Persona – Works by Romanian artists questions notions of identity and identification through traditional Romanian motifs, such as the mask. Eight contemporary artists explore how folklore is intrinsically linked to modernity.
Traditional or contemporary, it can be brought into play within the process of the construction or deconstruction of an identity. As a support for creativity, disguise, or dissimulation, it opens up new horizons for its wearer.
In Romania, practices around masks form part of an ancient tradition, dating back to pagan rites that celebrated the cycles of life and the seasons and appealed to gods and demons.
Taking the motif of the mask as a starting point, the exhibition at Mucem, devised by curator Diana Marincu, suggests a new approach to the question of multiple identities. Mixing contemporary art, folklore and popular arts, it confronts traditional Romanian objects from the collections of the Mucem with the works of eight Romanian artists of different generations: Ioana Bătrânu, Anca Benera and Arnold Estefan, Răzvan Botiş, Mircea Cantor, Olivia Mihălţianu, Anca Munteanu Rîmnic, and Ioana Nemeş. It presents drawings, installations, sculptures, photographs, videos, and original works created specially for this project.

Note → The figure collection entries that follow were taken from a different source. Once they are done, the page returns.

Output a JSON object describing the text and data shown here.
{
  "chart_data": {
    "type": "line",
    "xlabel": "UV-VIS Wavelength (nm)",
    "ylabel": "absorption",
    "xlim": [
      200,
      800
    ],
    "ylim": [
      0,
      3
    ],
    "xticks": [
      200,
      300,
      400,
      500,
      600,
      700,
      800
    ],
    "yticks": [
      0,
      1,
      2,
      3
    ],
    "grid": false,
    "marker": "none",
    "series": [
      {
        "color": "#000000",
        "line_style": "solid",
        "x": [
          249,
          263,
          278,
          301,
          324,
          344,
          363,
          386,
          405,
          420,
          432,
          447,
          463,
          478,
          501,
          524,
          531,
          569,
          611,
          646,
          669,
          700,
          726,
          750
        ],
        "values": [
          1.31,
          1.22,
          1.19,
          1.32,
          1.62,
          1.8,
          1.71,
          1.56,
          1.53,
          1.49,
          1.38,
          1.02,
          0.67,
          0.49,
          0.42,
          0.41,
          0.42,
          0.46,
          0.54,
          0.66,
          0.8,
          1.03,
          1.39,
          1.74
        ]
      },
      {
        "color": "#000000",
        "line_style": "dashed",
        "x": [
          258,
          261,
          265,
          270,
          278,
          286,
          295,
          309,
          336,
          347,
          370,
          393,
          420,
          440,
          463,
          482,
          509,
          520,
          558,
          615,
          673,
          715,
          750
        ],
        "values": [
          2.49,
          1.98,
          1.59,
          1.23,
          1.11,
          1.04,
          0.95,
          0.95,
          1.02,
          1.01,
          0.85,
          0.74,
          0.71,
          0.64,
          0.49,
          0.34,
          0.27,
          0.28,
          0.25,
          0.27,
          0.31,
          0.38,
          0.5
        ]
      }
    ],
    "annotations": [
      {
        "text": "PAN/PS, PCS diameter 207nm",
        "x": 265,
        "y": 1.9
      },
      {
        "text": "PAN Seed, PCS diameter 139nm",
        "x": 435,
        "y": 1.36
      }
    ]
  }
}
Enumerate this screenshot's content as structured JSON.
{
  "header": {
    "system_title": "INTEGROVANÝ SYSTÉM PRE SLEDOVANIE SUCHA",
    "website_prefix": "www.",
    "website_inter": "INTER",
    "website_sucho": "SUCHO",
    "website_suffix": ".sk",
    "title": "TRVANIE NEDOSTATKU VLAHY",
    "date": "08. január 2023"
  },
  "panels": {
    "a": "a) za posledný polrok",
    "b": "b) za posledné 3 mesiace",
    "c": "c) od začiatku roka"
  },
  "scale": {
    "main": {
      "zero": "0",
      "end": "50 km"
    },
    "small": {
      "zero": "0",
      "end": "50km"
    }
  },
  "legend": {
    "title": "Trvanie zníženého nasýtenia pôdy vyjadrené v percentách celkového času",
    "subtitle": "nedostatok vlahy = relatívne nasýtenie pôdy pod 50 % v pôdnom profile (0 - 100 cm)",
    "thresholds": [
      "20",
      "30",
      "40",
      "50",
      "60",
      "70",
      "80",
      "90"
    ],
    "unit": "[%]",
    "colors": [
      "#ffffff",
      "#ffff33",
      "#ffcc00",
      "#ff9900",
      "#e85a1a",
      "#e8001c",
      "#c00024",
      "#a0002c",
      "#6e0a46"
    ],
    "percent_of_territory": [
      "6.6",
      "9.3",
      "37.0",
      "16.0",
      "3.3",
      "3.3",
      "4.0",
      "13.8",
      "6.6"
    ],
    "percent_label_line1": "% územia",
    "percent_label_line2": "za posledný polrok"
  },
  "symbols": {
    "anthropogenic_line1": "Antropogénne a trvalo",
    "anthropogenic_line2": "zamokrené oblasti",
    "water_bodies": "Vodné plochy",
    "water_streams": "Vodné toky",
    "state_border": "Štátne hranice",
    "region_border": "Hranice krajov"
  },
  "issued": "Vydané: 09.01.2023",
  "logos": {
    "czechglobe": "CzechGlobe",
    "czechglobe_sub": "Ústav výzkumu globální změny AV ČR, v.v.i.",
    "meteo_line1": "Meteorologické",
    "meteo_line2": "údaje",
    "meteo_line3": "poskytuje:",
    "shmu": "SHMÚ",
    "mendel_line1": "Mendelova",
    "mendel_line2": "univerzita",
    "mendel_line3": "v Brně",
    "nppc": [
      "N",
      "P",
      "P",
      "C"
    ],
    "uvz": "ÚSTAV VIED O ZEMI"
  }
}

The exhibition first considers the links between ethnographic heritage and rites of folklore and mythology, before proposing a broad critical examination of national, cultural, and ethnic affiliations. Made up of different stories that question the nuances between local particularity and universal character, it presents a panorama of the most significant artistic engagements of Romanian art today.
Works by Ioana Bătrânu, Anca Benera & Arnold Estefan, Răzvan Botiș, Olivia Mihălțianu, Mircea Cantor, Ioana Nemeș, Anca Munteanu Rîmnic.
Published on the occasion of the eponymous exhibition at Mucem, Marseille, in 2019.